Wyrokiem z 18 lipca 2013 r. (sygn. SK 18/09) Trybunał Konstytucyjny orzekł o niezgodności z ustawą zasadniczą przepisów regulujących postępowanie o nieujawnione przychody. Wskutek tego powstała próżnia proceduralna i w interesie państwa niezbędne są szybkie, a co ważniejsze, przemyślane zmiany legislacyjne.
Uchwalenie przepisów w pełni odpowiadających postulatom wynikającym z orzeczenia Trybunału Konstytucyjnego i zapewniających skuteczność mechanizmu opodatkowania nieujawnionych przychodów nie będzie wcale zadaniem prostym.
Czego zatem możemy się spodziewać? Na pewno regulacji znacznie obszerniejszej od obowiązującej dotychczas. W odniesieniu do zakwestionowanych przepisów Trybunał wskazał przecież, że „w rzeczywistości tworzą one jedynie szkielet omawianej instytucji".
Dlatego z pewnością prawodawca powinien określić, kiedy mamy do czynienia z nieujawnionymi przychodami i być może wskazać wprost sytuacje, w których nie ma podstawy do ich stwierdzenia. Powinniśmy się również spodziewać odrębnych przepisów dla postępowania dowodowego w sprawach tego rodzaju, które określą przede wszystkim, na kim (podatnik, organ podatkowy) spoczywa ciężar dowodzenia i w jakim zakresie.

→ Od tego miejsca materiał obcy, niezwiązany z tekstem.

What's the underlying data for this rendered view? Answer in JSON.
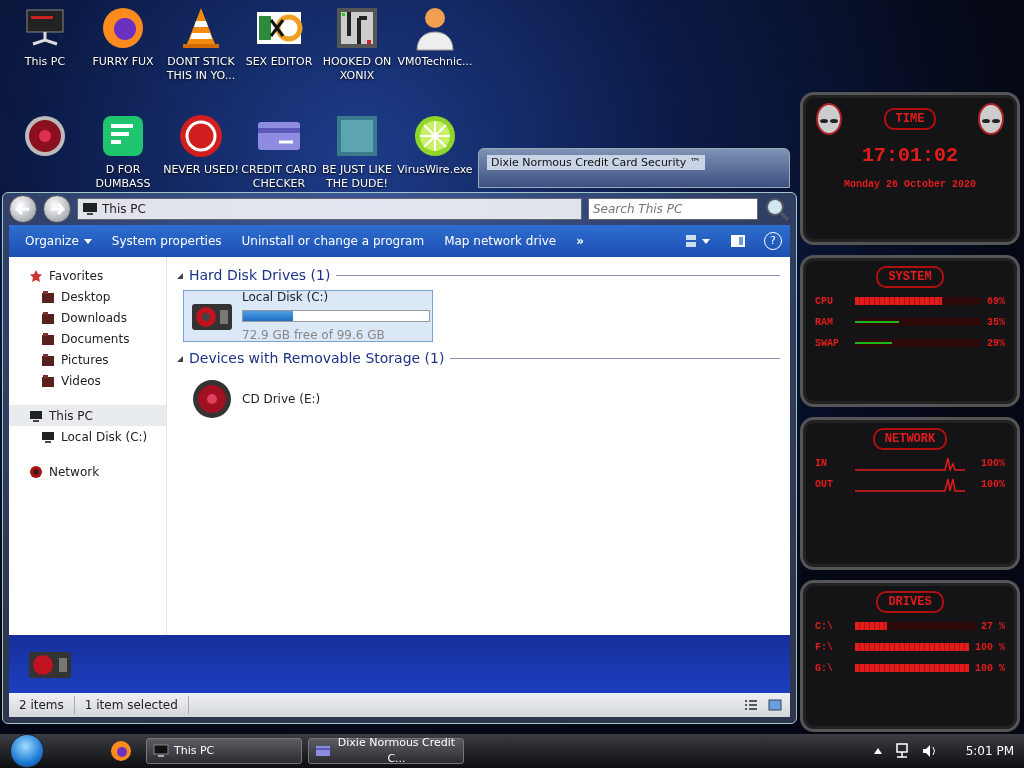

Możemy także oczekiwać zmian w sprawie określenia cezury czasowej do wydawania decyzji ustalających zobowiązania podatkowe z nieujawnionych przychodów. W mojej ocenie będzie to zadanie najbardziej skomplikowane, biorąc pod uwagę stanowisko Trybunału. Bo w razie przyjęcia standardowego terminu dla przedawnienia zobowiązań podatkowych – pięć lat na wydanie decyzji, licząc od roku zgromadzenia nieujawnionego mienia – może się okazać, że omawiana instytucja będzie w zasadzie martwa – wystarczy bowiem wówczas powołanie się przez podatnika na osiągnięcie przychodów np. sprzed dziesięciu lat, by związało to ręce fiskusowi.